The first genuine smile, and it warmed up the universe. "All right."


They were sitting together on the bed in River's old room. She clutched at the bedspread unsteadily, unbalanced by this false familiarity. "All right," she said. "First off, what's your-" Suddenly she remembered the Doctor, and corrected herself. "-what should I call you?"

"Like I said, Fred will do nicely."

"All right. Fred." It was a strange name, but someone called River Song did not do well to comment on other people's names. "So... if you're not human, what are you?"

And then she was looking into impossibly ancient eyes, and suddenly, she knew. "Oh," she gasped. "Oh. Well. I didn't know there were any- oh. He always said-"

"He doesn't know about me," Fred said in quiet, even tones, but her fists were clenched. "I didn't exactly survive. Something of a secret emergency program in the Matrix- I was recorded. The original me died. I'm something... else. Just a... copy. The consciousness I was copied from... she's dead." Fred swallowed. "He saw her die."

Something else was quickly becoming apparent, and River felt a huge, dreadful question looming up before her. She staved it off. "So you sort of emailed yourself here then?"

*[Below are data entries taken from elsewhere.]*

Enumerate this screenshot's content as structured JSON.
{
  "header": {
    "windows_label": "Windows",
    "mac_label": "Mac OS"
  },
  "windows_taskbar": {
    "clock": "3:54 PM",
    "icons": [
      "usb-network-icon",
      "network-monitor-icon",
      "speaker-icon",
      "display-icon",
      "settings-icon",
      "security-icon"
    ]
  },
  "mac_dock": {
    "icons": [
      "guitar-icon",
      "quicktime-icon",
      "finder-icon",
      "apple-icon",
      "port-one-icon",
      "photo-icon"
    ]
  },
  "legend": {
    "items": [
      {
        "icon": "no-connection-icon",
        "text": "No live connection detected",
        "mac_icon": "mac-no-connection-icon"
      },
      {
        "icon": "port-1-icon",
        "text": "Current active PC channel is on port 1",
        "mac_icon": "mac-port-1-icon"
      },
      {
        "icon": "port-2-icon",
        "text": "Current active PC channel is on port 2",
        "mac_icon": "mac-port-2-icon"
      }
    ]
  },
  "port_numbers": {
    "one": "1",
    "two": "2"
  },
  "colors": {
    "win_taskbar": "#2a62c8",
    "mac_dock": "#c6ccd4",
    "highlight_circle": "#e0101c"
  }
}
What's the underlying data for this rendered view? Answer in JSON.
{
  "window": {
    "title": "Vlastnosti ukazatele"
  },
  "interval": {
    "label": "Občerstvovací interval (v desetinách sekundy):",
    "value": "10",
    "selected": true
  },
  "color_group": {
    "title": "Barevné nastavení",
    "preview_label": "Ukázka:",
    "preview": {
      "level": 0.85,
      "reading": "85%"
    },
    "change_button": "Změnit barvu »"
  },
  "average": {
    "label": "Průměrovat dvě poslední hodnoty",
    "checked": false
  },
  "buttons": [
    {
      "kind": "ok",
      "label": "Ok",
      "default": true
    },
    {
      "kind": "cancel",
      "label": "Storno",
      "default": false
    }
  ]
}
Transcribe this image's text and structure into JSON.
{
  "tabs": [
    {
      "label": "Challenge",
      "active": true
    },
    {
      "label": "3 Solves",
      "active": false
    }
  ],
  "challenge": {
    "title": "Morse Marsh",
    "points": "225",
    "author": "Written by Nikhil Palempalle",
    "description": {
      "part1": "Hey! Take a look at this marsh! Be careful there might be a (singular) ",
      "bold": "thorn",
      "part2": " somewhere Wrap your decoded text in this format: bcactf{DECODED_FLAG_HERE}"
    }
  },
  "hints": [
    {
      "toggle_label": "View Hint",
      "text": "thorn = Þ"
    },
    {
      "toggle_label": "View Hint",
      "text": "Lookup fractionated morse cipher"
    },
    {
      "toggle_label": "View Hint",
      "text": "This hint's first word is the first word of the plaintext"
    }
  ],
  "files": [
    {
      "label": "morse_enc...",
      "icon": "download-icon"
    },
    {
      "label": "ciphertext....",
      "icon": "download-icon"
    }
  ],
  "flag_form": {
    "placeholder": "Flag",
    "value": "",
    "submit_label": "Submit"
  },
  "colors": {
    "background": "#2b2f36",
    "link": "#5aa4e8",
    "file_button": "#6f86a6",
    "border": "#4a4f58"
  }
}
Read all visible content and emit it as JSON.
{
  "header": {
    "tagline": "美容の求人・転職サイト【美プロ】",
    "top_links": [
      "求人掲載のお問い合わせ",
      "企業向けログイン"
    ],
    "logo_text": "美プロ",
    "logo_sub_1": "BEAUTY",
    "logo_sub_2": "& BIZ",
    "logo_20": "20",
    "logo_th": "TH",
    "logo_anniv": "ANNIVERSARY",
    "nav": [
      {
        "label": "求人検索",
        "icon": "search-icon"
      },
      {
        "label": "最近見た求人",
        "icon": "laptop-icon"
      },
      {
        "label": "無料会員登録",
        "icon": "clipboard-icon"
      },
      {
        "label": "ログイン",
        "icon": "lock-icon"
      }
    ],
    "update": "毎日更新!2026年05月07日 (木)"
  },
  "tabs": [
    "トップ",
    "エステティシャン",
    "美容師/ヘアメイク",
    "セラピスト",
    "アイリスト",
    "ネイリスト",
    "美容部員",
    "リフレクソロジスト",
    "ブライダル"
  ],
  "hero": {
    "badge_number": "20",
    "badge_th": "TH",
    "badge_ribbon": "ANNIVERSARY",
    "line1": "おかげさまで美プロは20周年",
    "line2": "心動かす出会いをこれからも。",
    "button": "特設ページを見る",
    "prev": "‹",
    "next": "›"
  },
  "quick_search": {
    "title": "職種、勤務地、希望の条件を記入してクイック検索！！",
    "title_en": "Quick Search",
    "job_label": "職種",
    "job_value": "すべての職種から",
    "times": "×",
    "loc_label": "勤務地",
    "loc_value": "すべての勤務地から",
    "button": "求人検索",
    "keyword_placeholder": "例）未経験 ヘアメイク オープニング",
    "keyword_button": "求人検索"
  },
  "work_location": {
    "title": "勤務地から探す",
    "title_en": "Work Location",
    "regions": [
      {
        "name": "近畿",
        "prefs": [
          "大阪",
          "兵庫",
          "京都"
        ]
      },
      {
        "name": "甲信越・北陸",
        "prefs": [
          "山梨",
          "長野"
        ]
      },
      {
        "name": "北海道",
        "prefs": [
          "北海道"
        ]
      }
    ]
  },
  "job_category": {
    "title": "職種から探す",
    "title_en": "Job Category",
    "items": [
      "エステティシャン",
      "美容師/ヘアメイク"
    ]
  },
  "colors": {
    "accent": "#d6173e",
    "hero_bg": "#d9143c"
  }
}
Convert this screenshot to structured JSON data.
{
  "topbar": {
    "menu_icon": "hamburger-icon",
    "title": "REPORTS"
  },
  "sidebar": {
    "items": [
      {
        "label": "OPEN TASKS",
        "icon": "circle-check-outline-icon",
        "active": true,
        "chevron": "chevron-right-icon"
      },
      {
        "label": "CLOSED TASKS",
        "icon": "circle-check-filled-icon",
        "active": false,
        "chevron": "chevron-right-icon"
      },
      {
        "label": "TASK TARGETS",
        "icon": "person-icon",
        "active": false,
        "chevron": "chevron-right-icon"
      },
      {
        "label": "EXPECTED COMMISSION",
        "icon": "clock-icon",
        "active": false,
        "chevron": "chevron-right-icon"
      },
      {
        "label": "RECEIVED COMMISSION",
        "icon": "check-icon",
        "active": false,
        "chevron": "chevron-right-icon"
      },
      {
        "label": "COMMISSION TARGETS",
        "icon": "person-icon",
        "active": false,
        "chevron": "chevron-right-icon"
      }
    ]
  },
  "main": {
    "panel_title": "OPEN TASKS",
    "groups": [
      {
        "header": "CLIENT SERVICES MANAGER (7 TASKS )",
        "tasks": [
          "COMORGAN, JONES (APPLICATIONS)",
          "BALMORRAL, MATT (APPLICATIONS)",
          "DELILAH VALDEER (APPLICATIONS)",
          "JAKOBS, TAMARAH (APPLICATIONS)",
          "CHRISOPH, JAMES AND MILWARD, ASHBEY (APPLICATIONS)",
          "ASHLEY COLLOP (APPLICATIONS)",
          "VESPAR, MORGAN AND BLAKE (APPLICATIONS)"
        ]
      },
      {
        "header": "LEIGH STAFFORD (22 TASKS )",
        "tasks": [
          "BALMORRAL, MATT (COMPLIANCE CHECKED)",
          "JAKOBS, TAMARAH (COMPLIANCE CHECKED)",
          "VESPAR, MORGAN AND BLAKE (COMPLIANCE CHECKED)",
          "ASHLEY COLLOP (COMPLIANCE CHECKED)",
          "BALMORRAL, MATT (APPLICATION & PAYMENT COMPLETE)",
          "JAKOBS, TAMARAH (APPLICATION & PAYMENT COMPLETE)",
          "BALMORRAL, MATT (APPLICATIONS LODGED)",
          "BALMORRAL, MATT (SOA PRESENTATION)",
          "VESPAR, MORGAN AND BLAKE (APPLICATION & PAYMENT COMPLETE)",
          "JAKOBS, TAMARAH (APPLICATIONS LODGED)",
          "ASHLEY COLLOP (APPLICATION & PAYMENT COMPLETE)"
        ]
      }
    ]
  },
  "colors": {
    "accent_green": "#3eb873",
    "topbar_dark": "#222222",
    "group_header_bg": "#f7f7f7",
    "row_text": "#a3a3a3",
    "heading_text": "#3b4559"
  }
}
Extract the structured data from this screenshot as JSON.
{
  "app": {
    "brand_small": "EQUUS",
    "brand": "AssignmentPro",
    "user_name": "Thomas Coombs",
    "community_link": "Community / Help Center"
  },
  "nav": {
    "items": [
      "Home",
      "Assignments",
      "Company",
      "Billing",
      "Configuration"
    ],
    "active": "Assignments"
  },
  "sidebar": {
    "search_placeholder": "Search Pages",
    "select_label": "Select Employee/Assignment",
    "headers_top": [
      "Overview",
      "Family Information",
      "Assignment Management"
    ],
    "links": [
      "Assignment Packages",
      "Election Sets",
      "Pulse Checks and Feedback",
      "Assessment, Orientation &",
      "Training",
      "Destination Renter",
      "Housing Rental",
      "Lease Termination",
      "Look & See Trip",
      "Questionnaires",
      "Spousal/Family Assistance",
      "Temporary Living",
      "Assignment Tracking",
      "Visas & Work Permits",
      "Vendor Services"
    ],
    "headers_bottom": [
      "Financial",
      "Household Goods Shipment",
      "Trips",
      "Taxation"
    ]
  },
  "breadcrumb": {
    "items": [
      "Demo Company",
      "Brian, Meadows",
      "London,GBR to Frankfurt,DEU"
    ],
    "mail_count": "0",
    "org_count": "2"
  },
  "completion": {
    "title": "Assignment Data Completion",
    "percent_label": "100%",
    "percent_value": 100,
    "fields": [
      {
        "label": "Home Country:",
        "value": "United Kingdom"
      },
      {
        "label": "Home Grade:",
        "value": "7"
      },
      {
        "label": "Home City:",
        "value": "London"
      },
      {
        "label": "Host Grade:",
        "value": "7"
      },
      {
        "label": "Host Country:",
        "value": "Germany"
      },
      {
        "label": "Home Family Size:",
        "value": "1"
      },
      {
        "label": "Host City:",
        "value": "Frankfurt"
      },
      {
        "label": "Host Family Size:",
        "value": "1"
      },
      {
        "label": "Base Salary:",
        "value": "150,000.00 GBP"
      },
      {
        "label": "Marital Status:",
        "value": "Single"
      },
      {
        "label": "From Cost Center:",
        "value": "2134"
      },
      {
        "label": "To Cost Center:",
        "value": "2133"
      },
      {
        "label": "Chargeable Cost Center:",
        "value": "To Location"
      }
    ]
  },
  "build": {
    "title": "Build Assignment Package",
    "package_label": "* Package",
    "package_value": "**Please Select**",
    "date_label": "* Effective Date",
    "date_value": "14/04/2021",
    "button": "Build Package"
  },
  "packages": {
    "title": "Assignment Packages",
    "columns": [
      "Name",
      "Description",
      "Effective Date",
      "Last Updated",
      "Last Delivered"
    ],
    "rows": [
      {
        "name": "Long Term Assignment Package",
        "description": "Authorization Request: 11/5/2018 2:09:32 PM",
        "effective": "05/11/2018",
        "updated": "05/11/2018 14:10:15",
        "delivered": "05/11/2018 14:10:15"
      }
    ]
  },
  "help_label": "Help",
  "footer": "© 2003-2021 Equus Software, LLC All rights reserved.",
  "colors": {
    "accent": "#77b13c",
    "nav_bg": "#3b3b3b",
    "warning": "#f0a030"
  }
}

"Not immediately. I floated around for a couple billion years first. For a while I didn't even know I was me. Then I ran into a certain piece of code. A sort of virus, a Bad Wolf, we used to call them in programming class- it copied itself into my data, fixed up all the bits I was missing. I looked for more- this code, you know, it's replicated, all over the universe! And, well, it led me here, and now I seem to have a body, which is quite a relief, let me tell you."

"It's a nice one," River complimented her, with a tiny little smile.

"Thank you," Fred replied.

River reached out and took her hand. Sitting like that, on the bed, holding hands, feet dangling, she felt sixteen again, and nervous. "Why do you think you are here?" she asked.

"I don't know," Fred told her, and her ankles crossed, Mary Janes clicking, and it struck River that Fred was just as nervous as she was.

"There's no place like home," River murmured. "Well. I did say I was bored."


This time she welcomed the shift, encouraged it. They were once again standing on the lawn, Cal and her team and the children all lined up to wave goodbye. River looked at them, and remembered why she'd become an archeologist, remembered that no matter how wonderful the past, what's even more wonderful is saying goodbye to it, storing those memories on a beloved bookshelf in your mind, and moving on, on to the next great adventure.

This time it wasn't the TV- for a symbolic departure, they needed something more dignified than that, and so Fred twisted her thoughts and summoned up a door, plain beech wood, with a red-painted door handle and no keyhole. River and Fred exchanged a glance, and then they stepped forward together, and together took hold of the handle and turned it and stepped through, hands still threaded together, into the future and the whole wide universe.